The company intends to launch a small prototype drone this summer, backed by $750,000 in venture capital from Silicon Valley’s Draper Funding and with FAA approval already in hand. The prototype is about 70 percent complete, says Aleksey Matyushev, the CEO and one of four co-founders of Natilus.
Although the project is starting with a self-designed, self-engineered prototype, it is much more expensive and technically involved than other DIY drone projects, and has far greater stakes. With a design optimized for efficient flight at a 20,000-foot altitude, the largest production Natilus drone will have a 140-foot wingspan. The prototype, according to Matyushev, has a wingspan of 30 feet and a maximum gross weight of 2,200 pounds, and will cruise at 100 knots airspeed. The prototype will be a seaplane, like the larger production drones, and will lack landing gear. (Matyushev notes that they are “leaving room for landing gear” in their plans.)
Instead of carbon fiber, Natilus is using aircraft grade fiberglass for the prototype, along with plywood and expanding foam, which the designers say will be fine for subscale testing.
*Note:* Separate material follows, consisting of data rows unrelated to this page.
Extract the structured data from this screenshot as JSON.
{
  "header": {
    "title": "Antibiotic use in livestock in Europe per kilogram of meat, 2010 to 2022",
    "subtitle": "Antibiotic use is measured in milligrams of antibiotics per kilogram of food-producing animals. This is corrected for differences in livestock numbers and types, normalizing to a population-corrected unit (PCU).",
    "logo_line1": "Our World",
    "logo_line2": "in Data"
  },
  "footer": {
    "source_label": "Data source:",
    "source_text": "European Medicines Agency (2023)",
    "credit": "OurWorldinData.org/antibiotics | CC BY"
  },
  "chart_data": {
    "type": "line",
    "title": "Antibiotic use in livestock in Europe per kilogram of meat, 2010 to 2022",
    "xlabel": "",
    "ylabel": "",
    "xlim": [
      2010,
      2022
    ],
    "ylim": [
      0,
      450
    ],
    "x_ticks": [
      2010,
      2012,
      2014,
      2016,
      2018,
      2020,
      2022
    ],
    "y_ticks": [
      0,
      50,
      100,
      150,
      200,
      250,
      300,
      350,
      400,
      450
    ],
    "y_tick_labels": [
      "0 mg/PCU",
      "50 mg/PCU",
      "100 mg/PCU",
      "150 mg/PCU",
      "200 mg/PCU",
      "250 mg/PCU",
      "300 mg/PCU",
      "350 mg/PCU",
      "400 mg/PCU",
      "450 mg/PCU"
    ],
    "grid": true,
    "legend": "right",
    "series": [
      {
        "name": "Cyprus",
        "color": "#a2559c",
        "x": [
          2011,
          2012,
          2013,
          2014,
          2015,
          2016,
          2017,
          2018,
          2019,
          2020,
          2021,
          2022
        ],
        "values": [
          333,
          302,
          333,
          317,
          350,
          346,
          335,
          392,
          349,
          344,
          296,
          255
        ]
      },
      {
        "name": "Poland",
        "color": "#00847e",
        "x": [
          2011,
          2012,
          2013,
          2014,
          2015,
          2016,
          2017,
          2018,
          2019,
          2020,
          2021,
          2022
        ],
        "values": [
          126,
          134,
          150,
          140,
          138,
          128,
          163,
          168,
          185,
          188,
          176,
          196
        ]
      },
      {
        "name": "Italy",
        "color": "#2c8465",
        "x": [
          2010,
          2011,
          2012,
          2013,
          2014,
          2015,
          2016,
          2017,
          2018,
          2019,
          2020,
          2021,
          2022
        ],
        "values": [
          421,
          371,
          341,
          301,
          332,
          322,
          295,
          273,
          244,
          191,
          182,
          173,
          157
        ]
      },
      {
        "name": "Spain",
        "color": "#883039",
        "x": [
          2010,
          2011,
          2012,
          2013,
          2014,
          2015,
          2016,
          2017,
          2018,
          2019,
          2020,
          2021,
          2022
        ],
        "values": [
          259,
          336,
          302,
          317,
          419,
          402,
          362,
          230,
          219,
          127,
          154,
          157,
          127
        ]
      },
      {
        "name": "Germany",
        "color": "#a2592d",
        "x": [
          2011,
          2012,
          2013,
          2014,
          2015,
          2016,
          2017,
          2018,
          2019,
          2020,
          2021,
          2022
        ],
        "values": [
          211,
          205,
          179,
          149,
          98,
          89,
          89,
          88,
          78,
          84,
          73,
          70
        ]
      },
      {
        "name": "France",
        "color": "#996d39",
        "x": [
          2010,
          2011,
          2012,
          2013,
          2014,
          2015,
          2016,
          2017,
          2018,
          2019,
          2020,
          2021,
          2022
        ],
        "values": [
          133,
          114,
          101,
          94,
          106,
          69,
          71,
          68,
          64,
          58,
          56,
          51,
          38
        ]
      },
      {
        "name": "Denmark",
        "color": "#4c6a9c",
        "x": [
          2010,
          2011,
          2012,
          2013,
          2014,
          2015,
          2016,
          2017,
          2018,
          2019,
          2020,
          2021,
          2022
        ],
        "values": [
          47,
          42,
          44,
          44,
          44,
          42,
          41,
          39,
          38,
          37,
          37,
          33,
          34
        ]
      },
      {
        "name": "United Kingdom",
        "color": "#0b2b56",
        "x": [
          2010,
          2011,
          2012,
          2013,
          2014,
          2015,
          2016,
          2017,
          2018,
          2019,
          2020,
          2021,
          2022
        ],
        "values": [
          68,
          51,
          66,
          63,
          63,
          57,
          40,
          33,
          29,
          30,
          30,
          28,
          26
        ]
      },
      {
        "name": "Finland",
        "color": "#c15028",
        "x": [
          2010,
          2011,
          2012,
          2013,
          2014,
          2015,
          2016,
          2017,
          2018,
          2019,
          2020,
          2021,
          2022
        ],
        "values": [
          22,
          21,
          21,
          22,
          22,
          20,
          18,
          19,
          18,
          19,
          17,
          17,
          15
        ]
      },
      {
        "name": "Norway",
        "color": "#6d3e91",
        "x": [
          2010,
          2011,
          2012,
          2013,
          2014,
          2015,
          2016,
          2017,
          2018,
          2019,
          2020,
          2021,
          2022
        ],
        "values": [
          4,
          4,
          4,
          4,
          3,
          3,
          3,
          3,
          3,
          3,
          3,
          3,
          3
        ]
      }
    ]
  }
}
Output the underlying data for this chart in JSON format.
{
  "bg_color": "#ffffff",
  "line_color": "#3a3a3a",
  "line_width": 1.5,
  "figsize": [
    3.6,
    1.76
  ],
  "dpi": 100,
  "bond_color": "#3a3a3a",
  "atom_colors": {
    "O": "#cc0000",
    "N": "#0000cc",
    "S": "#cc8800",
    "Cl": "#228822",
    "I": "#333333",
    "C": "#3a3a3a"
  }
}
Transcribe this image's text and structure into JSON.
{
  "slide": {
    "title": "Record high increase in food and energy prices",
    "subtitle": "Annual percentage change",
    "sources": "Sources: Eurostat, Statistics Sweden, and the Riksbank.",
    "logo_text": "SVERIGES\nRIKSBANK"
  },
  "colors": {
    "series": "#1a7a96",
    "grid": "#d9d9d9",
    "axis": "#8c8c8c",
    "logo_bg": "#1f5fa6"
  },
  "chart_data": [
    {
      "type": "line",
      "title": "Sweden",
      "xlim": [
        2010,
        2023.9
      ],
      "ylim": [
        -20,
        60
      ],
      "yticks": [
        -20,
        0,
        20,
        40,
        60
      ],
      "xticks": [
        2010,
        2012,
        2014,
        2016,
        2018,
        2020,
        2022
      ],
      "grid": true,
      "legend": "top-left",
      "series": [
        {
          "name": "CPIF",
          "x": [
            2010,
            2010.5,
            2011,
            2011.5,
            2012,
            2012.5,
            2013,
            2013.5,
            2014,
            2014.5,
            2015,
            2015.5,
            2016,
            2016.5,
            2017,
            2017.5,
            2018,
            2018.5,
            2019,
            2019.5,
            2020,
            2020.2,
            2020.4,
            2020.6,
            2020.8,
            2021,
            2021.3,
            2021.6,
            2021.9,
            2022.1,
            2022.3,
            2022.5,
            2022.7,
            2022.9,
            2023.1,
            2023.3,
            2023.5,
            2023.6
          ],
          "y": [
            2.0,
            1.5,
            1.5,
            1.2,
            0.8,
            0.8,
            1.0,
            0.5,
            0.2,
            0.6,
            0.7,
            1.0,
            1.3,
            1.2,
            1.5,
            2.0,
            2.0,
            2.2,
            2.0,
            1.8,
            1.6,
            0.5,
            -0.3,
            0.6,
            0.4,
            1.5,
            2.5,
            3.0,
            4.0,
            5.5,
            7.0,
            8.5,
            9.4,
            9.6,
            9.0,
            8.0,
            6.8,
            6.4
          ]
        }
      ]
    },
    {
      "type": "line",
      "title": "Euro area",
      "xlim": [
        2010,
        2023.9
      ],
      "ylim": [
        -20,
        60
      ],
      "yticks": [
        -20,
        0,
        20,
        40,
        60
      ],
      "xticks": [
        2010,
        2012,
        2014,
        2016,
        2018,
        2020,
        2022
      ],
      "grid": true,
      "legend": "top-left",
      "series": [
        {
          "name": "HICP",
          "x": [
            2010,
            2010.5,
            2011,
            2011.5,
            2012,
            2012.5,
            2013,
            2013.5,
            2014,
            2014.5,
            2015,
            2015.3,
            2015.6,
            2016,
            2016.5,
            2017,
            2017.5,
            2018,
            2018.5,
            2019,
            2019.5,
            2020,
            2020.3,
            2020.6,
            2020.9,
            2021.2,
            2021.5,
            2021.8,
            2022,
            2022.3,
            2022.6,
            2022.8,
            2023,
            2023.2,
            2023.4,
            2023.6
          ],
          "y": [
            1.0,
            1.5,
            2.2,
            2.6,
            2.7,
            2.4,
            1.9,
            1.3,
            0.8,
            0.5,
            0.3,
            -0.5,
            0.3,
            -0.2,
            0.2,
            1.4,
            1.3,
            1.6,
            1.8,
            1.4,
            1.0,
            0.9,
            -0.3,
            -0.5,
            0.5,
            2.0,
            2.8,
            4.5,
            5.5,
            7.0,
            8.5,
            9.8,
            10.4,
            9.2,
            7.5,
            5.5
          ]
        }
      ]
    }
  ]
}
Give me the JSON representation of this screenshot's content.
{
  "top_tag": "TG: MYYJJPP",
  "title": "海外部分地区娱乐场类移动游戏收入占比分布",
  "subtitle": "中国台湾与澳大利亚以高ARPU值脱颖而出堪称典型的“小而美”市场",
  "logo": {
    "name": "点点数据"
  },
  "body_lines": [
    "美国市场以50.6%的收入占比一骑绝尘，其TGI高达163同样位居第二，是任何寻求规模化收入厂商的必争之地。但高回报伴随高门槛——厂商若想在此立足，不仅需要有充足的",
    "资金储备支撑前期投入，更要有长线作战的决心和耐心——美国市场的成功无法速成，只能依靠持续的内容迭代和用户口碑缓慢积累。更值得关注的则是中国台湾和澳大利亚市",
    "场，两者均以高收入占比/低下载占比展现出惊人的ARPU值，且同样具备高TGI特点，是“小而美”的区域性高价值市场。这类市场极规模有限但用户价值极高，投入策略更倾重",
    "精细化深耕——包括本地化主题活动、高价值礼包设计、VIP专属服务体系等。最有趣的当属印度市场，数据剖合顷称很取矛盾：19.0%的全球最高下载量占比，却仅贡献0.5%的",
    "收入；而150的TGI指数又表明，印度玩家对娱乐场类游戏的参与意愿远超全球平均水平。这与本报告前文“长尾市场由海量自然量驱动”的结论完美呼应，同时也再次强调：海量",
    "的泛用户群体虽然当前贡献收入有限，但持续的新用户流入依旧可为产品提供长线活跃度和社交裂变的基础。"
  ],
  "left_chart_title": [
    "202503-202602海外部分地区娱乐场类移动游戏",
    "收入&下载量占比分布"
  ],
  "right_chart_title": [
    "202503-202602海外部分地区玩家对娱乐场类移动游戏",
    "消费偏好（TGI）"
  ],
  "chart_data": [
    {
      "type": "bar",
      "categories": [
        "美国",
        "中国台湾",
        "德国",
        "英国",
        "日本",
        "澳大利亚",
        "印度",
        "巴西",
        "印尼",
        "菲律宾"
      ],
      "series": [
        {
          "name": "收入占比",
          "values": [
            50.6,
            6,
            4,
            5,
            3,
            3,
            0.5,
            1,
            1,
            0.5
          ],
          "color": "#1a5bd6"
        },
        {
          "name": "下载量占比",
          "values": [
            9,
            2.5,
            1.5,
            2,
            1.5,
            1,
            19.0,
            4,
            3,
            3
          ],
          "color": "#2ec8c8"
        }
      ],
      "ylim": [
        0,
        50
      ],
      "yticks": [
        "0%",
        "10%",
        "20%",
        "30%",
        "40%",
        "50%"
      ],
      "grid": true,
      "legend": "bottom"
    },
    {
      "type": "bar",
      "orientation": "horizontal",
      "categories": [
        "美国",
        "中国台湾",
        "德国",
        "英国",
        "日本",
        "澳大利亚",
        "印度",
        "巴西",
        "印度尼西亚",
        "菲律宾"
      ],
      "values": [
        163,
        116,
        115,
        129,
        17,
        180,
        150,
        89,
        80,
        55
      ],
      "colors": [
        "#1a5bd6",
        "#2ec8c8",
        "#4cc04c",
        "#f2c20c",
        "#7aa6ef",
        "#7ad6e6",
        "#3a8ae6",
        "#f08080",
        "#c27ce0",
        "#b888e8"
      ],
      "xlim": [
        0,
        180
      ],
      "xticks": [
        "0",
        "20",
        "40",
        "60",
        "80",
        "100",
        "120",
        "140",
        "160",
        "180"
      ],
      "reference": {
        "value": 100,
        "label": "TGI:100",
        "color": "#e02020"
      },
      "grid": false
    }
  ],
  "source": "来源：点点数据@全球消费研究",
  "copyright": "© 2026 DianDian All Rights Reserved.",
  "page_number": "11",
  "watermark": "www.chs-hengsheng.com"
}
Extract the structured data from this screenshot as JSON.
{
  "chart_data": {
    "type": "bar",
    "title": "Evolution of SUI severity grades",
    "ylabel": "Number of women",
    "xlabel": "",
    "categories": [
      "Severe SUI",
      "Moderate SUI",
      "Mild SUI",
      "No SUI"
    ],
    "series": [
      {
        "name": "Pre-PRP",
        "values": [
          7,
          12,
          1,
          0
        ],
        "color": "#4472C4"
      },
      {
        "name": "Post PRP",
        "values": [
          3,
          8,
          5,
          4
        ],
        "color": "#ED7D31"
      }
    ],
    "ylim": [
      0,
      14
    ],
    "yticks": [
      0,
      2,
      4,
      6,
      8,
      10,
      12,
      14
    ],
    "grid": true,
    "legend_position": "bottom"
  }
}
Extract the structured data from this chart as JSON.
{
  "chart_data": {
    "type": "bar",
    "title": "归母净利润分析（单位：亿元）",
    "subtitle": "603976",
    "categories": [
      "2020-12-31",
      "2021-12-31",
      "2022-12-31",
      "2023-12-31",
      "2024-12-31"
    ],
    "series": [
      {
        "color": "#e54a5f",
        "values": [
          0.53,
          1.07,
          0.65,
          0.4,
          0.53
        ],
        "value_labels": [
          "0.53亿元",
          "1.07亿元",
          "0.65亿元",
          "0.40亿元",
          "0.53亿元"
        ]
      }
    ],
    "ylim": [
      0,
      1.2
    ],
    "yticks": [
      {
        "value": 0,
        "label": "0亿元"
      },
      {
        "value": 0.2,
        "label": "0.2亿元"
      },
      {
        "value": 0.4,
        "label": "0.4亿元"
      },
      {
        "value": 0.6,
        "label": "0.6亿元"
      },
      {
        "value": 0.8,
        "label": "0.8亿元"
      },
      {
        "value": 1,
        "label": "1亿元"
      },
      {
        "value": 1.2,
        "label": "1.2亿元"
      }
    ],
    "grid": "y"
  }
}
The prototype will fly with a four-cylinder, 100-horsepower reciprocating engine that drives a propeller. The full-scale drones will use turbofans or turboprops. Matyushev also explained that in piecing the engine, mounts, and all other parts of the prototype together, they are using rapid prototyping techniques: “That allows us to build aircraft components incredibly quickly and inexpensively,” he says. For the all-important flight control computer, they are using an off-the-shelf flight controller for DIY drones customized for larger aircraft.
Will it all work? We’ll find out this summer. “The FAA has been supportive and we have a mutual plan to get us in the air this summer,” Matyushev says. And though Natilus may ultimately not be the company that captues some of the global shipping market, sooner or later someone will.